Nach einer langen Zeit der Diskussion und Planung konnte das neue Gersthofer Platzl am 11. September feierlich eingeweiht werden. Mithilfe engagierter Bürger_innen wurde aus einem Verkehrsknotenpunkt ein Platz mit hoher Aufenthaltsqualität.

Von Wunsch zum Plan

Nachdem sich alle Parteien der Bezirksvertretung Währing und unterschiedliche Initiativen in den vergangenen Jahren für eine Neugestaltung des Gersthofer Platzls ausgesprochen haben, war klar, dass sich endlich etwas tun muss, um die wenig zufriedenstellende Verkehrssituation zu verbessern. Auftakt für den jüngsten Prozess war die Gründung der Agendagruppe Lebenswertes Gersthof im Jahr 2017. Unter Einbeziehung von engagierten Anrainer_innen, Interessierten und Bezirkspolitiker_innen fanden zahlreiche Vor-Ort-Begehungen und offene Treffen statt. Im stetigen Austausch mit der Bezirksvertretung und den zuständigen Expert_innen der Magistratsabteilungen entstand langsam ein Plan für die Neugestaltung.

Die Grundlagen für alle weiteren Schritte, basierend auf den Wünschen und Ideen der teilnehmenden Bürger_innen, wurden im Leitbild festgelegt. Daran anschließend folgte ein breiter Beteiligungsprozess für alle Währinger_innen. Der Startschuss war das Ideenfest am Platzl vom 12. Oktober 2018, in weiterer Folge gab es einen Informationsabend im Pfarrzentrum Gersthof und eine von der Bezirksvertretung einberufene Bürger_innenversammlung. Neben dem Austausch mit den Bürger_innen gab es ebenso den regelmäßigen Dialog mit den Fraktionen der Bezirksvertretung. Die vorliegende Planung ist also der Abschluss eines mehrjährigen und breiten Beteiligungsprozesses.

Vom Plan zur Umsetzung

Als nächstes Problem für die Umsetzung stellte sich die Bezirksvertretung, genauer gesagt der Finanzausschuss des Bezirks heraus. Bei der ersten Abstimmung im Jänner 2020 gab es keine Zustimmung für das Projekt. Erst nach der Bezirksvertretungswahl 2020 konnte die Zustimmung und damit die letzte Hürde für die Neugestaltung genommen werden. Mit den Stimmen von NEOS und den Grünen wurde der Umbau, auf Basis der vorliegenden Pläne beschlossen. 
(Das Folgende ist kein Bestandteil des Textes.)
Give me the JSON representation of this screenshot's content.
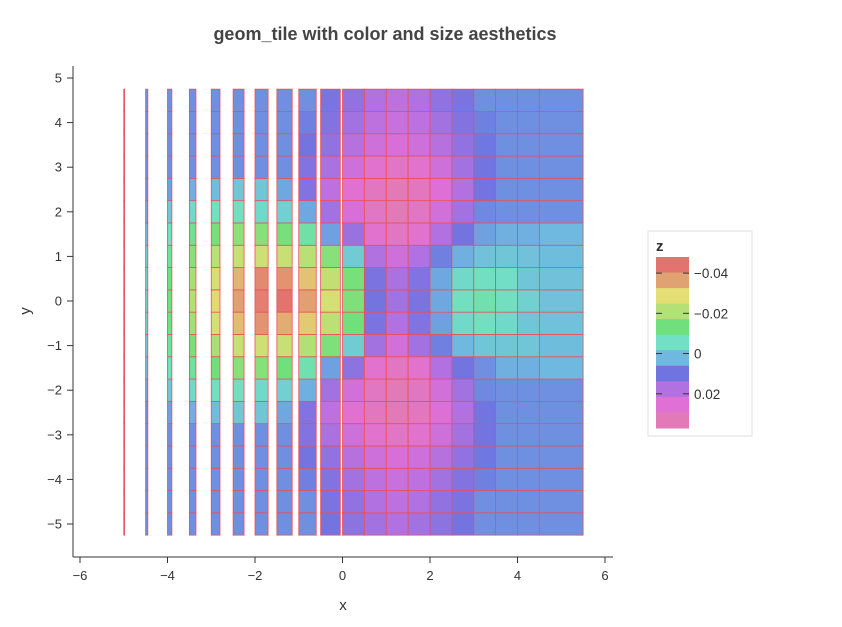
{
  "chart_data": {
    "type": "heatmap",
    "title": "geom_tile with color and size aesthetics",
    "xlabel": "x",
    "ylabel": "y",
    "xlim": [
      -6.2,
      6.2
    ],
    "ylim": [
      -5.75,
      5.25
    ],
    "x_ticks": [
      -6,
      -4,
      -2,
      0,
      2,
      4,
      6
    ],
    "x_tick_labels": [
      "−6",
      "−4",
      "−2",
      "0",
      "2",
      "4",
      "6"
    ],
    "y_ticks": [
      -5,
      -4,
      -3,
      -2,
      -1,
      0,
      1,
      2,
      3,
      4,
      5
    ],
    "y_tick_labels": [
      "−5",
      "−4",
      "−3",
      "−2",
      "−1",
      "0",
      "1",
      "2",
      "3",
      "4",
      "5"
    ],
    "tile_border_color": "#e8505b",
    "x": [
      -5.0,
      -4.5,
      -4.0,
      -3.5,
      -3.0,
      -2.5,
      -2.0,
      -1.5,
      -1.0,
      -0.5,
      0.0,
      0.5,
      1.0,
      1.5,
      2.0,
      2.5,
      3.0,
      3.5,
      4.0,
      4.5
    ],
    "tile_widths": [
      0.0,
      0.05,
      0.1,
      0.15,
      0.2,
      0.25,
      0.3,
      0.35,
      0.4,
      0.45,
      0.5,
      0.5,
      0.5,
      0.5,
      0.5,
      0.5,
      0.5,
      0.5,
      0.5,
      1.0
    ],
    "y": [
      -5.0,
      -4.5,
      -4.0,
      -3.5,
      -3.0,
      -2.5,
      -2.0,
      -1.5,
      -1.0,
      -0.5,
      0.0,
      0.5,
      1.0,
      1.5,
      2.0,
      2.5,
      3.0,
      3.5,
      4.0,
      4.5
    ],
    "z_note": "z values are a row-major grid z[row_y][col_x]",
    "z": [
      [
        0.008,
        0.008,
        0.008,
        0.008,
        0.008,
        0.008,
        0.008,
        0.008,
        0.008,
        0.012,
        0.015,
        0.018,
        0.02,
        0.018,
        0.015,
        0.012,
        0.008,
        0.008,
        0.008,
        0.008
      ],
      [
        0.008,
        0.008,
        0.008,
        0.008,
        0.008,
        0.008,
        0.008,
        0.008,
        0.008,
        0.013,
        0.016,
        0.02,
        0.022,
        0.02,
        0.016,
        0.013,
        0.008,
        0.008,
        0.008,
        0.008
      ],
      [
        0.008,
        0.008,
        0.008,
        0.008,
        0.008,
        0.008,
        0.008,
        0.008,
        0.01,
        0.014,
        0.018,
        0.022,
        0.024,
        0.022,
        0.018,
        0.014,
        0.01,
        0.008,
        0.008,
        0.008
      ],
      [
        0.008,
        0.008,
        0.008,
        0.008,
        0.008,
        0.008,
        0.008,
        0.008,
        0.012,
        0.016,
        0.021,
        0.025,
        0.027,
        0.025,
        0.021,
        0.016,
        0.011,
        0.008,
        0.008,
        0.008
      ],
      [
        0.008,
        0.008,
        0.008,
        0.008,
        0.008,
        0.008,
        0.008,
        0.008,
        0.014,
        0.019,
        0.025,
        0.031,
        0.033,
        0.031,
        0.025,
        0.018,
        0.012,
        0.008,
        0.008,
        0.008
      ],
      [
        0.008,
        0.008,
        0.006,
        0.004,
        0.002,
        0.0,
        0.0,
        0.005,
        0.014,
        0.022,
        0.03,
        0.035,
        0.037,
        0.035,
        0.028,
        0.02,
        0.012,
        0.008,
        0.008,
        0.008
      ],
      [
        0.008,
        0.006,
        0.0,
        -0.004,
        -0.006,
        -0.006,
        -0.004,
        -0.002,
        0.004,
        0.018,
        0.026,
        0.034,
        0.037,
        0.034,
        0.026,
        0.018,
        0.009,
        0.008,
        0.008,
        0.008
      ],
      [
        0.008,
        0.003,
        -0.006,
        -0.01,
        -0.014,
        -0.017,
        -0.017,
        -0.014,
        -0.008,
        0.006,
        0.015,
        0.031,
        0.034,
        0.031,
        0.02,
        0.012,
        0.008,
        0.004,
        0.004,
        0.003
      ],
      [
        0.008,
        0.0,
        -0.01,
        -0.015,
        -0.021,
        -0.026,
        -0.027,
        -0.026,
        -0.022,
        -0.016,
        -0.001,
        0.018,
        0.026,
        0.018,
        0.01,
        0.003,
        0.0,
        0.0,
        0.0,
        0.002
      ],
      [
        0.008,
        -0.002,
        -0.013,
        -0.02,
        -0.028,
        -0.036,
        -0.042,
        -0.038,
        -0.034,
        -0.024,
        -0.014,
        0.013,
        0.02,
        0.014,
        0.006,
        -0.004,
        -0.006,
        -0.004,
        0.0,
        0.001
      ],
      [
        0.008,
        -0.002,
        -0.014,
        -0.022,
        -0.032,
        -0.04,
        -0.046,
        -0.048,
        -0.04,
        -0.028,
        -0.016,
        0.012,
        0.018,
        0.013,
        0.005,
        -0.006,
        -0.008,
        -0.006,
        -0.002,
        0.001
      ],
      [
        0.008,
        -0.002,
        -0.013,
        -0.021,
        -0.029,
        -0.037,
        -0.044,
        -0.042,
        -0.035,
        -0.025,
        -0.015,
        0.013,
        0.019,
        0.014,
        0.005,
        -0.004,
        -0.006,
        -0.005,
        0.0,
        0.001
      ],
      [
        0.008,
        -0.001,
        -0.01,
        -0.017,
        -0.023,
        -0.026,
        -0.027,
        -0.026,
        -0.023,
        -0.017,
        -0.001,
        0.02,
        0.025,
        0.02,
        0.01,
        0.004,
        0.001,
        0.0,
        0.001,
        0.002
      ],
      [
        0.008,
        0.003,
        -0.006,
        -0.011,
        -0.015,
        -0.018,
        -0.017,
        -0.015,
        -0.009,
        0.006,
        0.017,
        0.031,
        0.034,
        0.031,
        0.02,
        0.012,
        0.006,
        0.004,
        0.004,
        0.003
      ],
      [
        0.008,
        0.006,
        0.0,
        -0.004,
        -0.006,
        -0.006,
        -0.004,
        -0.002,
        0.005,
        0.018,
        0.027,
        0.034,
        0.037,
        0.034,
        0.026,
        0.018,
        0.009,
        0.008,
        0.008,
        0.008
      ],
      [
        0.008,
        0.008,
        0.006,
        0.004,
        0.002,
        0.0,
        0.0,
        0.005,
        0.014,
        0.022,
        0.03,
        0.035,
        0.037,
        0.035,
        0.028,
        0.02,
        0.012,
        0.008,
        0.008,
        0.008
      ],
      [
        0.008,
        0.008,
        0.008,
        0.008,
        0.008,
        0.008,
        0.008,
        0.008,
        0.014,
        0.019,
        0.025,
        0.031,
        0.033,
        0.031,
        0.025,
        0.018,
        0.012,
        0.008,
        0.008,
        0.008
      ],
      [
        0.008,
        0.008,
        0.008,
        0.008,
        0.008,
        0.008,
        0.008,
        0.008,
        0.012,
        0.016,
        0.021,
        0.025,
        0.027,
        0.025,
        0.021,
        0.016,
        0.011,
        0.008,
        0.008,
        0.008
      ],
      [
        0.008,
        0.008,
        0.008,
        0.008,
        0.008,
        0.008,
        0.008,
        0.008,
        0.01,
        0.014,
        0.018,
        0.022,
        0.024,
        0.022,
        0.018,
        0.014,
        0.01,
        0.008,
        0.008,
        0.008
      ],
      [
        0.008,
        0.008,
        0.008,
        0.008,
        0.008,
        0.008,
        0.008,
        0.008,
        0.008,
        0.013,
        0.016,
        0.02,
        0.022,
        0.02,
        0.016,
        0.013,
        0.008,
        0.008,
        0.008,
        0.008
      ]
    ],
    "legend": {
      "title": "z",
      "placement": "right",
      "zlim": [
        -0.048,
        0.037
      ],
      "ticks": [
        -0.04,
        -0.02,
        0,
        0.02
      ],
      "tick_labels": [
        "−0.04",
        "−0.02",
        "0",
        "0.02"
      ],
      "colors": [
        "#e3736f",
        "#e1a272",
        "#e5de74",
        "#b4e076",
        "#6fe07c",
        "#72e0c4",
        "#6fb8e0",
        "#6f74e0",
        "#b271e0",
        "#e06fd6",
        "#e27ab8"
      ]
    },
    "grid": false
  }
}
Für uns NEOS wurde damit der vorläufige Schlusspunkt unter ein umfangreiches, transparent geführtes sowie mit Zahlen und Simulationen hinterlegtes Beteiligungsprojekt gesetzt. Darum haben wir uns vor der Bezirksvertretungswahl 2020 für diese Neugestaltung ausgesprochen und befürworten es weiterhin, wie hier auch detailliert beschrieben.

Danke

An der erfolgreichen Umsetzung waren sehr viele Gremien, Fachabteilungen, Expert_innen, Aktivist_innen und natürlich Währingerinnen und Währinger beteiligt. Stellvertretend für viele möchten wir uns bei der Agenda Währing und im Besonderen der Gruppe Lebenswertes Gersthof bedanken. Auch mehrere Mitglieder von NEOS Währing haben sich in den letzten Jahren intensiv an dem Projekt beteiligt. Bei NEOS haben sich die Bezirksräte Christina Lanjus-Wellenburg und Birgit Cottogni regelmäßig und oft eingebracht. Unser ehemaliger Klubobmann Wilfried Lepuschitz hat das Projekt im Jahr 2019 übernommen und maßgeblich zur Umsetzung beigetragen.

Jetzt heißt es abwarten, bis die Bäume kommen und die Grünräume wachsen. Die Neugestaltung ist eine echte Chance für das Grätzl und für den gesamten Bezirk. Das Platzl hat jetzt die Chance von einem Verkehrsknotenpunkt zu einem Platz mit hoher Aufenthaltsqualität zu werden.